UK

Ministers to relax settlement rules on overseas UK forces veterans

Isimeli Baleiwai in Iraq
Image caption The change could affect former soldiers like Isimeli Baleiwai, who served in Iraq and Afghanistan

Forces personnel from the Commonwealth and overseas will not be denied settlement in the UK because of "minor" disciplinary offences, it is reported.

Ministers are expected to announce that the rules have been eased on Thursday.

According to Channel 4 News, the change - following a high-profile campaign - will come into force before Christmas.

The Home Office says the case of Fijian ex-soldier Isimeli Baleiwai, who was denied the right to stay in the UK, is being urgently reconsidered.

Former senior military figures had accused the government of letting down personnel who had served Britain in war zones around the world.

'Immense sacrifices'

A Home Office spokesman said: "We recognise the immense sacrifices and contribution made by our armed forces.
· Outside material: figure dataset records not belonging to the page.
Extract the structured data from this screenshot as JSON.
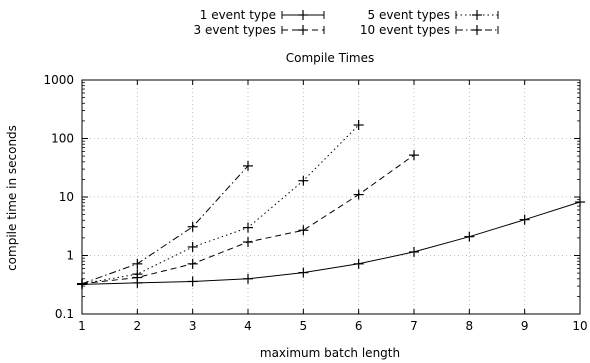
{
  "chart_data": {
    "type": "line",
    "title": "Compile Times",
    "xlabel": "maximum batch length",
    "ylabel": "compile time in seconds",
    "xlim": [
      1,
      10
    ],
    "ylim": [
      0.1,
      1000
    ],
    "yscale": "log",
    "grid": true,
    "legend_position": "top",
    "x_ticks": [
      "1",
      "2",
      "3",
      "4",
      "5",
      "6",
      "7",
      "8",
      "9",
      "10"
    ],
    "y_ticks": [
      "0.1",
      "1",
      "10",
      "100",
      "1000"
    ],
    "series": [
      {
        "name": "1 event type",
        "dash": "solid",
        "x": [
          1,
          2,
          3,
          4,
          5,
          6,
          7,
          8,
          9,
          10
        ],
        "values": [
          0.32,
          0.34,
          0.36,
          0.4,
          0.51,
          0.72,
          1.15,
          2.1,
          4.1,
          8.2
        ]
      },
      {
        "name": "3 event types",
        "dash": "dashed",
        "x": [
          1,
          2,
          3,
          4,
          5,
          6,
          7
        ],
        "values": [
          0.33,
          0.42,
          0.72,
          1.7,
          2.7,
          11,
          52
        ]
      },
      {
        "name": "5 event types",
        "dash": "dotted",
        "x": [
          1,
          2,
          3,
          4,
          5,
          6
        ],
        "values": [
          0.33,
          0.48,
          1.4,
          3.0,
          19,
          170
        ]
      },
      {
        "name": "10 event types",
        "dash": "dashdot",
        "x": [
          1,
          2,
          3,
          4
        ],
        "values": [
          0.33,
          0.72,
          3.1,
          34
        ]
      }
    ]
  }
}
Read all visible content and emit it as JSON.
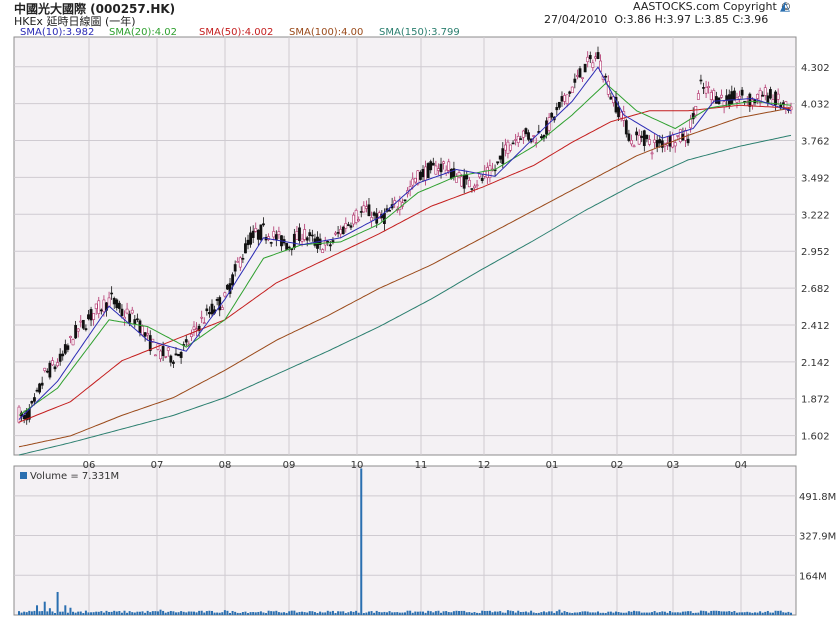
{
  "header": {
    "title": "中國光大國際 (000257.HK)",
    "subtitle": "HKEx 延時日線圖 (一年)",
    "date": "27/04/2010",
    "ohlc": "O:3.86  H:3.97  L:3.85  C:3.96",
    "brand": "AASTOCKS.com Copyright ©",
    "brand_icon": "aastocks-logo-icon"
  },
  "colors": {
    "background": "#f4f1f4",
    "grid": "#cfcbd1",
    "candle": "#b0306a",
    "sma10": "#2b2bb5",
    "sma20": "#2fa02f",
    "sma50": "#c41e1e",
    "sma100": "#9a4a1a",
    "sma150": "#2b7f6f",
    "volume": "#2a6fb0"
  },
  "legend": [
    {
      "label": "SMA(10):3.982",
      "key": "sma10"
    },
    {
      "label": "SMA(20):4.02",
      "key": "sma20"
    },
    {
      "label": "SMA(50):4.002",
      "key": "sma50"
    },
    {
      "label": "SMA(100):4.00",
      "key": "sma100"
    },
    {
      "label": "SMA(150):3.799",
      "key": "sma150"
    }
  ],
  "volume_legend": "Volume = 7.331M",
  "chart_data": [
    {
      "type": "candlestick",
      "y_ticks": [
        "1.602",
        "1.872",
        "2.142",
        "2.412",
        "2.682",
        "2.952",
        "3.222",
        "3.492",
        "3.762",
        "4.032",
        "4.302"
      ],
      "x_ticks": [
        "06",
        "07",
        "08",
        "09",
        "10",
        "11",
        "12",
        "01",
        "02",
        "03",
        "04"
      ],
      "ylim": [
        1.46,
        4.52
      ],
      "last_close": 3.96,
      "price_anchors": [
        [
          0,
          1.76
        ],
        [
          2,
          1.72
        ],
        [
          6,
          1.83
        ],
        [
          10,
          2.05
        ],
        [
          16,
          2.15
        ],
        [
          22,
          2.35
        ],
        [
          28,
          2.48
        ],
        [
          32,
          2.55
        ],
        [
          36,
          2.6
        ],
        [
          40,
          2.5
        ],
        [
          46,
          2.45
        ],
        [
          50,
          2.3
        ],
        [
          55,
          2.2
        ],
        [
          60,
          2.18
        ],
        [
          65,
          2.25
        ],
        [
          70,
          2.42
        ],
        [
          75,
          2.52
        ],
        [
          80,
          2.6
        ],
        [
          85,
          2.85
        ],
        [
          90,
          3.05
        ],
        [
          95,
          3.1
        ],
        [
          100,
          3.05
        ],
        [
          105,
          3.0
        ],
        [
          110,
          3.08
        ],
        [
          115,
          3.02
        ],
        [
          120,
          2.98
        ],
        [
          125,
          3.1
        ],
        [
          130,
          3.2
        ],
        [
          135,
          3.25
        ],
        [
          140,
          3.18
        ],
        [
          145,
          3.25
        ],
        [
          150,
          3.35
        ],
        [
          155,
          3.5
        ],
        [
          160,
          3.55
        ],
        [
          165,
          3.58
        ],
        [
          170,
          3.5
        ],
        [
          175,
          3.45
        ],
        [
          180,
          3.48
        ],
        [
          185,
          3.55
        ],
        [
          190,
          3.72
        ],
        [
          195,
          3.82
        ],
        [
          200,
          3.78
        ],
        [
          205,
          3.85
        ],
        [
          210,
          4.0
        ],
        [
          215,
          4.15
        ],
        [
          220,
          4.3
        ],
        [
          225,
          4.38
        ],
        [
          230,
          4.1
        ],
        [
          235,
          3.92
        ],
        [
          238,
          3.75
        ],
        [
          242,
          3.8
        ],
        [
          246,
          3.72
        ],
        [
          250,
          3.75
        ],
        [
          255,
          3.78
        ],
        [
          260,
          3.8
        ],
        [
          265,
          4.15
        ],
        [
          270,
          4.1
        ],
        [
          275,
          4.05
        ],
        [
          280,
          4.08
        ],
        [
          285,
          4.05
        ],
        [
          290,
          4.1
        ],
        [
          295,
          4.05
        ],
        [
          300,
          3.95
        ]
      ],
      "sma": {
        "sma10": [
          [
            0,
            1.72
          ],
          [
            15,
            2.0
          ],
          [
            35,
            2.55
          ],
          [
            50,
            2.3
          ],
          [
            65,
            2.22
          ],
          [
            80,
            2.6
          ],
          [
            95,
            3.05
          ],
          [
            110,
            3.0
          ],
          [
            125,
            3.05
          ],
          [
            140,
            3.2
          ],
          [
            155,
            3.45
          ],
          [
            170,
            3.55
          ],
          [
            185,
            3.5
          ],
          [
            200,
            3.78
          ],
          [
            215,
            4.05
          ],
          [
            225,
            4.3
          ],
          [
            235,
            3.95
          ],
          [
            250,
            3.78
          ],
          [
            262,
            3.85
          ],
          [
            270,
            4.05
          ],
          [
            285,
            4.07
          ],
          [
            300,
            3.98
          ]
        ],
        "sma20": [
          [
            0,
            1.75
          ],
          [
            15,
            1.95
          ],
          [
            35,
            2.45
          ],
          [
            50,
            2.4
          ],
          [
            65,
            2.25
          ],
          [
            80,
            2.45
          ],
          [
            95,
            2.9
          ],
          [
            110,
            3.0
          ],
          [
            125,
            3.02
          ],
          [
            140,
            3.15
          ],
          [
            155,
            3.38
          ],
          [
            170,
            3.5
          ],
          [
            185,
            3.55
          ],
          [
            200,
            3.72
          ],
          [
            215,
            3.95
          ],
          [
            228,
            4.18
          ],
          [
            240,
            3.98
          ],
          [
            255,
            3.85
          ],
          [
            268,
            4.0
          ],
          [
            285,
            4.05
          ],
          [
            300,
            4.02
          ]
        ],
        "sma50": [
          [
            0,
            1.7
          ],
          [
            20,
            1.85
          ],
          [
            40,
            2.15
          ],
          [
            60,
            2.3
          ],
          [
            80,
            2.45
          ],
          [
            100,
            2.72
          ],
          [
            120,
            2.9
          ],
          [
            140,
            3.08
          ],
          [
            160,
            3.28
          ],
          [
            180,
            3.42
          ],
          [
            200,
            3.58
          ],
          [
            215,
            3.75
          ],
          [
            230,
            3.9
          ],
          [
            245,
            3.98
          ],
          [
            260,
            3.98
          ],
          [
            280,
            4.02
          ],
          [
            300,
            4.0
          ]
        ],
        "sma100": [
          [
            0,
            1.52
          ],
          [
            20,
            1.6
          ],
          [
            40,
            1.75
          ],
          [
            60,
            1.88
          ],
          [
            80,
            2.08
          ],
          [
            100,
            2.3
          ],
          [
            120,
            2.48
          ],
          [
            140,
            2.68
          ],
          [
            160,
            2.85
          ],
          [
            180,
            3.05
          ],
          [
            200,
            3.25
          ],
          [
            220,
            3.45
          ],
          [
            240,
            3.65
          ],
          [
            260,
            3.8
          ],
          [
            280,
            3.93
          ],
          [
            300,
            4.0
          ]
        ],
        "sma150": [
          [
            0,
            1.46
          ],
          [
            20,
            1.55
          ],
          [
            40,
            1.65
          ],
          [
            60,
            1.75
          ],
          [
            80,
            1.88
          ],
          [
            100,
            2.05
          ],
          [
            120,
            2.22
          ],
          [
            140,
            2.4
          ],
          [
            160,
            2.6
          ],
          [
            180,
            2.82
          ],
          [
            200,
            3.03
          ],
          [
            220,
            3.25
          ],
          [
            240,
            3.45
          ],
          [
            260,
            3.62
          ],
          [
            280,
            3.72
          ],
          [
            300,
            3.8
          ]
        ]
      }
    },
    {
      "type": "bar",
      "title": "Volume",
      "y_ticks": [
        "164M",
        "327.9M",
        "491.8M"
      ],
      "ylim": [
        0,
        615
      ],
      "spike": {
        "index": 133,
        "value": 605
      },
      "notable": [
        [
          7,
          40
        ],
        [
          10,
          55
        ],
        [
          12,
          28
        ],
        [
          15,
          95
        ],
        [
          18,
          40
        ],
        [
          20,
          30
        ],
        [
          26,
          18
        ],
        [
          55,
          22
        ],
        [
          80,
          20
        ],
        [
          190,
          20
        ],
        [
          210,
          22
        ],
        [
          265,
          18
        ]
      ],
      "baseline": 8
    }
  ]
}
"Foreign and Commonwealth military personnel who have served for more than four years can apply to settle here up to two years after leaving the military.

"We have also reviewed the criteria for granting settlement rights - including how military convictions can affect immigration and nationality decisions - and we will be making an announcement shortly."

Baleiwai, a former lance corporal who was in the Army for 13 years and served in Afghanistan, Bosnia, Northern Ireland and Iraq, is married to a British citizen, Kim, and has two children with her.

He applied for British citizenship in March but was refused by the UK Border Agency, apparently because of a disciplinary action stemming from a fight with a colleague in 2010 which the agency considered to be a criminal record.

Under changes in 2010 to the Rehabilitation of Offenders Act 1974, disciplinary offences and crimes under military law automatically carry over into civilian life.

On 28 June, Baleiwai was refused citizenship and learned he would also be refused indefinite leave to Remain because the UKBA believed he was not of "good character".

On 12 July he was informed by letter that he must leave the country by 9 August.

Baleiwai said he had returned from Afghanistan "a mess", suffering from flashbacks and drinking heavily.